Emiliano Martínez no pudo estar bajo los tres palos en el amistoso que la selección argentina le ganó 2 a 0 a Honduras este sábado en el estadio Kyle Field, pero encontró la manera de no quedarse al margen: el Dibu se instaló entre los reporteros gráficos acreditados, pidió prestada una cámara profesional y se dedicó a registrar el partido desde el borde del campo.
La imagen del arquero marplatense de 33 años sentado junto a los fotógrafos se viralizó con rapidez en redes sociales. El motivo de su ausencia en el arco es una fractura en el dedo anular de la mano derecha que lo dejó fuera de estos compromisos previos al Mundial 2026. Pese a la inmovilización, Martínez se acercó al fotógrafo David Saldívar, le pidió el equipo con lente de distancia larga y empezó a disparar.

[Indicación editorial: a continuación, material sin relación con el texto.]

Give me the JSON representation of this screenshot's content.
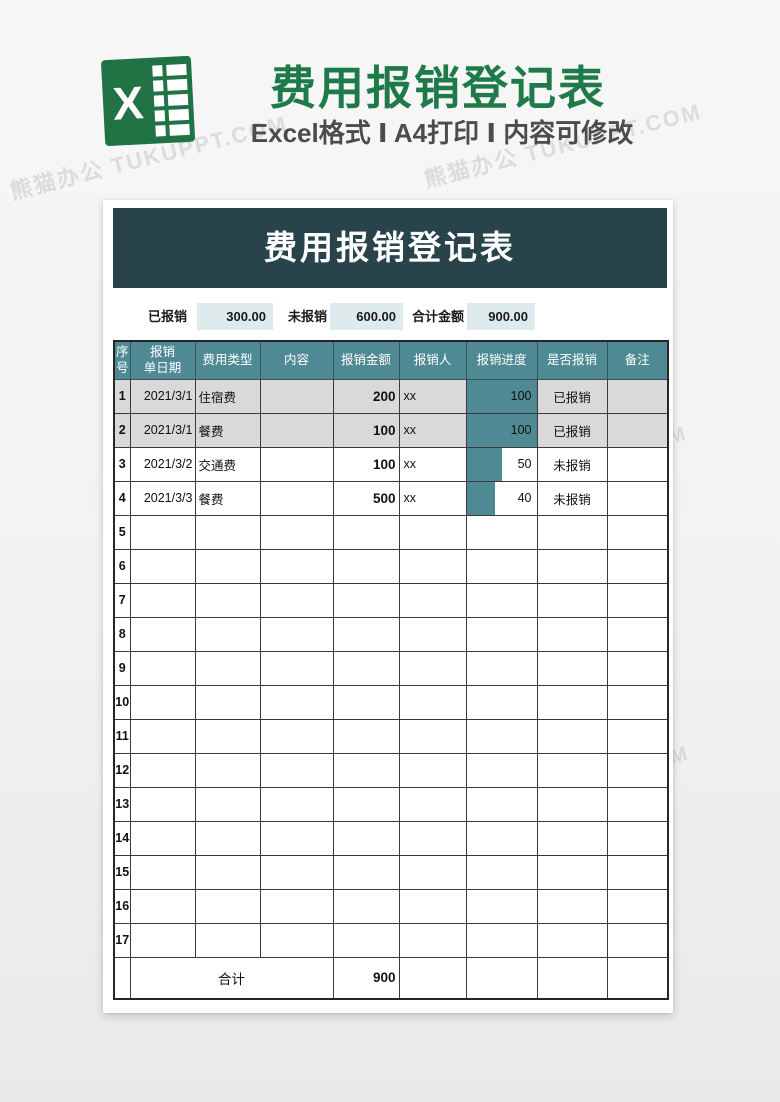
{
  "watermark_text": "熊猫办公 TUKUPPT.COM",
  "hero": {
    "logo_letter": "X",
    "title": "费用报销登记表",
    "subtitle": "Excel格式 Ⅰ A4打印 Ⅰ 内容可修改"
  },
  "sheet": {
    "banner_title": "费用报销登记表",
    "summary": {
      "items": [
        {
          "label": "已报销",
          "value": "300.00"
        },
        {
          "label": "未报销",
          "value": "600.00"
        },
        {
          "label": "合计金额",
          "value": "900.00"
        }
      ]
    },
    "table": {
      "columns": [
        "序\n号",
        "报销\n单日期",
        "费用类型",
        "内容",
        "报销金额",
        "报销人",
        "报销进度",
        "是否报销",
        "备注"
      ],
      "rows": [
        {
          "no": "1",
          "date": "2021/3/1",
          "type": "住宿费",
          "content": "",
          "amount": "200",
          "person": "xx",
          "progress": 100,
          "status": "已报销",
          "note": ""
        },
        {
          "no": "2",
          "date": "2021/3/1",
          "type": "餐费",
          "content": "",
          "amount": "100",
          "person": "xx",
          "progress": 100,
          "status": "已报销",
          "note": ""
        },
        {
          "no": "3",
          "date": "2021/3/2",
          "type": "交通费",
          "content": "",
          "amount": "100",
          "person": "xx",
          "progress": 50,
          "status": "未报销",
          "note": ""
        },
        {
          "no": "4",
          "date": "2021/3/3",
          "type": "餐费",
          "content": "",
          "amount": "500",
          "person": "xx",
          "progress": 40,
          "status": "未报销",
          "note": ""
        }
      ],
      "empty_row_numbers": [
        "5",
        "6",
        "7",
        "8",
        "9",
        "10",
        "11",
        "12",
        "13",
        "14",
        "15",
        "16",
        "17"
      ],
      "footer": {
        "label": "合计",
        "total": "900"
      }
    },
    "colors": {
      "banner_bg": "#28434a",
      "header_teal": "#4e8994",
      "bar_teal": "#4e8994",
      "shaded_row": "#d9d9d9",
      "summary_box": "#dfeaec",
      "brand_green": "#217346",
      "title_green": "#1f7a4a"
    }
  }
}
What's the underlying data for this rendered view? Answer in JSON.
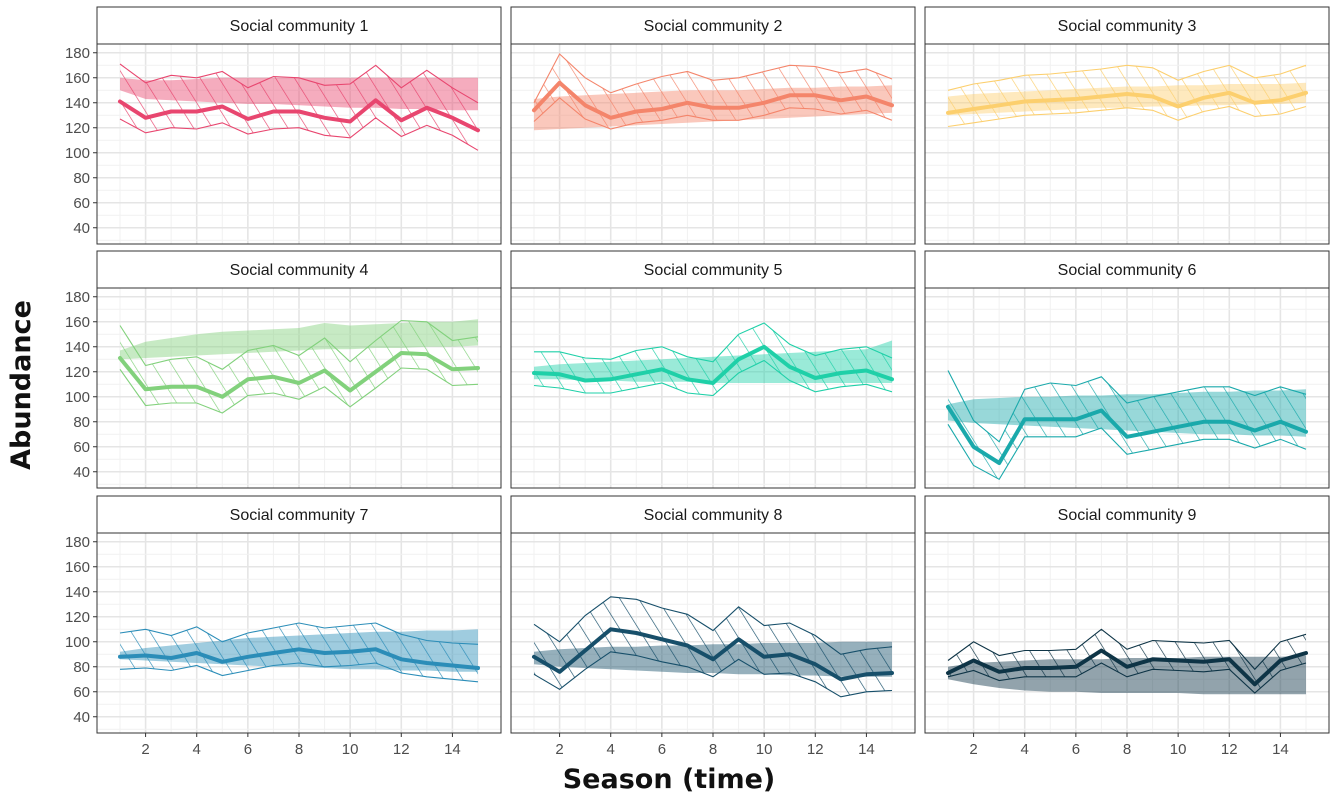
{
  "chart_data": {
    "type": "line",
    "xlabel": "Season (time)",
    "ylabel": "Abundance",
    "xlim": [
      0.1,
      15.9
    ],
    "ylim": [
      27,
      187
    ],
    "x_ticks": [
      2,
      4,
      6,
      8,
      10,
      12,
      14
    ],
    "y_ticks": [
      40,
      60,
      80,
      100,
      120,
      140,
      160,
      180
    ],
    "x": [
      1,
      2,
      3,
      4,
      5,
      6,
      7,
      8,
      9,
      10,
      11,
      12,
      13,
      14,
      15
    ],
    "grid": true,
    "legend": "none",
    "panels": [
      {
        "title": "Social community 1",
        "color": "#e8466f",
        "mean": [
          141,
          128,
          133,
          133,
          137,
          127,
          133,
          133,
          128,
          125,
          142,
          126,
          136,
          128,
          118
        ],
        "hatch_lower": [
          127,
          116,
          120,
          119,
          124,
          115,
          119,
          120,
          114,
          112,
          128,
          113,
          122,
          114,
          102
        ],
        "hatch_upper": [
          171,
          156,
          162,
          160,
          165,
          152,
          161,
          160,
          154,
          155,
          170,
          152,
          166,
          152,
          140
        ],
        "shaded_lower": [
          150,
          143,
          142,
          141,
          140,
          139,
          139,
          138,
          137,
          136,
          136,
          135,
          135,
          134,
          134
        ],
        "shaded_upper": [
          160,
          158,
          158,
          159,
          160,
          160,
          160,
          160,
          160,
          160,
          160,
          160,
          160,
          160,
          160
        ]
      },
      {
        "title": "Social community 2",
        "color": "#f4856b",
        "mean": [
          134,
          156,
          138,
          128,
          133,
          135,
          140,
          136,
          136,
          140,
          146,
          146,
          142,
          145,
          138
        ],
        "hatch_lower": [
          125,
          144,
          127,
          119,
          124,
          126,
          130,
          126,
          126,
          130,
          136,
          135,
          131,
          134,
          126
        ],
        "hatch_upper": [
          140,
          179,
          160,
          148,
          155,
          161,
          165,
          158,
          160,
          165,
          170,
          169,
          164,
          167,
          159
        ],
        "shaded_lower": [
          118,
          119,
          120,
          121,
          122,
          123,
          124,
          125,
          126,
          127,
          128,
          129,
          130,
          131,
          132
        ],
        "shaded_upper": [
          143,
          145,
          146,
          147,
          148,
          149,
          150,
          150,
          150,
          151,
          152,
          152,
          153,
          153,
          154
        ]
      },
      {
        "title": "Social community 3",
        "color": "#fccf6e",
        "mean": [
          132,
          135,
          138,
          141,
          142,
          143,
          145,
          147,
          145,
          137,
          144,
          148,
          140,
          142,
          148
        ],
        "hatch_lower": [
          121,
          124,
          127,
          130,
          131,
          132,
          134,
          136,
          134,
          126,
          133,
          137,
          129,
          131,
          137
        ],
        "hatch_upper": [
          150,
          155,
          158,
          162,
          163,
          165,
          167,
          170,
          168,
          158,
          165,
          170,
          160,
          163,
          170
        ],
        "shaded_lower": [
          130,
          131,
          132,
          133,
          134,
          135,
          136,
          136,
          137,
          137,
          138,
          138,
          139,
          139,
          140
        ],
        "shaded_upper": [
          145,
          147,
          148,
          149,
          150,
          151,
          152,
          153,
          153,
          154,
          154,
          155,
          155,
          155,
          156
        ]
      },
      {
        "title": "Social community 4",
        "color": "#82d17c",
        "mean": [
          131,
          106,
          108,
          108,
          100,
          114,
          116,
          111,
          121,
          105,
          120,
          135,
          134,
          122,
          123
        ],
        "hatch_lower": [
          122,
          93,
          95,
          95,
          87,
          101,
          103,
          98,
          108,
          92,
          107,
          123,
          122,
          109,
          110
        ],
        "hatch_upper": [
          157,
          125,
          130,
          132,
          122,
          137,
          141,
          133,
          147,
          128,
          145,
          161,
          160,
          145,
          148
        ],
        "shaded_lower": [
          130,
          131,
          132,
          133,
          134,
          135,
          136,
          137,
          138,
          138,
          139,
          139,
          140,
          140,
          141
        ],
        "shaded_upper": [
          137,
          144,
          147,
          150,
          152,
          153,
          154,
          155,
          159,
          157,
          158,
          159,
          160,
          160,
          162
        ]
      },
      {
        "title": "Social community 5",
        "color": "#1fd0a8",
        "mean": [
          119,
          118,
          113,
          114,
          118,
          122,
          114,
          111,
          130,
          140,
          124,
          115,
          119,
          121,
          114
        ],
        "hatch_lower": [
          109,
          107,
          103,
          103,
          107,
          111,
          103,
          101,
          119,
          129,
          113,
          104,
          108,
          110,
          104
        ],
        "hatch_upper": [
          136,
          136,
          131,
          130,
          137,
          140,
          132,
          128,
          150,
          159,
          142,
          133,
          138,
          140,
          131
        ],
        "shaded_lower": [
          114,
          114,
          113,
          113,
          112,
          112,
          112,
          111,
          111,
          111,
          111,
          111,
          111,
          111,
          111
        ],
        "shaded_upper": [
          124,
          126,
          127,
          128,
          129,
          130,
          131,
          132,
          133,
          134,
          135,
          136,
          137,
          138,
          145
        ]
      },
      {
        "title": "Social community 6",
        "color": "#1aa9ab",
        "mean": [
          92,
          60,
          47,
          82,
          82,
          82,
          89,
          68,
          72,
          76,
          80,
          80,
          73,
          80,
          72
        ],
        "hatch_lower": [
          78,
          45,
          34,
          68,
          68,
          68,
          75,
          54,
          58,
          62,
          66,
          66,
          59,
          66,
          58
        ],
        "hatch_upper": [
          121,
          81,
          64,
          106,
          111,
          109,
          116,
          95,
          100,
          104,
          108,
          108,
          101,
          108,
          102
        ],
        "shaded_lower": [
          81,
          79,
          78,
          77,
          76,
          75,
          74,
          73,
          72,
          71,
          70,
          70,
          69,
          69,
          68
        ],
        "shaded_upper": [
          94,
          98,
          99,
          100,
          100,
          101,
          101,
          102,
          102,
          103,
          104,
          104,
          105,
          105,
          106
        ]
      },
      {
        "title": "Social community 7",
        "color": "#2b8db8",
        "mean": [
          88,
          89,
          87,
          91,
          84,
          88,
          91,
          94,
          91,
          92,
          94,
          86,
          83,
          81,
          79
        ],
        "hatch_lower": [
          78,
          79,
          77,
          81,
          73,
          77,
          81,
          83,
          80,
          81,
          83,
          75,
          72,
          70,
          68
        ],
        "hatch_upper": [
          107,
          110,
          105,
          112,
          100,
          107,
          111,
          115,
          111,
          113,
          115,
          106,
          101,
          99,
          98
        ],
        "shaded_lower": [
          86,
          85,
          84,
          83,
          82,
          81,
          80,
          80,
          79,
          78,
          78,
          77,
          77,
          76,
          76
        ],
        "shaded_upper": [
          92,
          95,
          97,
          99,
          101,
          103,
          104,
          105,
          106,
          107,
          108,
          108,
          109,
          109,
          110
        ]
      },
      {
        "title": "Social community 8",
        "color": "#174f6a",
        "mean": [
          88,
          76,
          93,
          110,
          107,
          102,
          97,
          86,
          102,
          88,
          90,
          82,
          70,
          74,
          75
        ],
        "hatch_lower": [
          74,
          62,
          78,
          92,
          89,
          84,
          80,
          72,
          86,
          74,
          75,
          68,
          56,
          60,
          61
        ],
        "hatch_upper": [
          114,
          100,
          121,
          136,
          134,
          127,
          122,
          109,
          128,
          113,
          115,
          105,
          90,
          94,
          96
        ],
        "shaded_lower": [
          82,
          80,
          79,
          78,
          77,
          76,
          75,
          75,
          74,
          74,
          73,
          73,
          72,
          72,
          72
        ],
        "shaded_upper": [
          92,
          94,
          95,
          96,
          96,
          97,
          97,
          98,
          98,
          99,
          99,
          99,
          100,
          100,
          100
        ]
      },
      {
        "title": "Social community 9",
        "color": "#0e3446",
        "mean": [
          75,
          85,
          76,
          79,
          79,
          80,
          93,
          80,
          86,
          85,
          84,
          86,
          66,
          85,
          91
        ],
        "hatch_lower": [
          72,
          77,
          69,
          72,
          72,
          72,
          83,
          72,
          78,
          77,
          76,
          78,
          59,
          77,
          83
        ],
        "hatch_upper": [
          85,
          100,
          89,
          93,
          93,
          94,
          110,
          94,
          101,
          100,
          99,
          101,
          78,
          100,
          106
        ],
        "shaded_lower": [
          70,
          66,
          63,
          61,
          60,
          60,
          59,
          59,
          59,
          59,
          58,
          58,
          58,
          58,
          58
        ],
        "shaded_upper": [
          80,
          83,
          84,
          85,
          86,
          86,
          86,
          87,
          87,
          87,
          88,
          88,
          88,
          88,
          89
        ]
      }
    ]
  }
}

La secuencia no terminó con la devolución de la cámara. Antes de retirarse al sector donde siguió el resto del partido, el arquero le dejó su firma con una carita feliz al fotógrafo, un gesto que Saldívar publicó luego en su cuenta de Instagram. Fiel a su carácter, Martínez tampoco se contuvo en la zona mixta tras el pitazo final: cuando el arquero Santiago Beltrán —debutante de 21 años en el equipo mayor— atendía a los medios, pasó por detrás y gritó “¡Vamos, papá!”, antes de señalar su apellido a los periodistas que intentaban detenerlo. Su actitud buscó respaldar al juvenil de River Plate, que irrumpió en la élite con gran nivel en esta temporada ante los problemas físicos de Franco Armani. Hoy está afuera de la lista de 26 nombres para el Mundial, pero Lionel Scaloni ya lo proyecta para el futuro.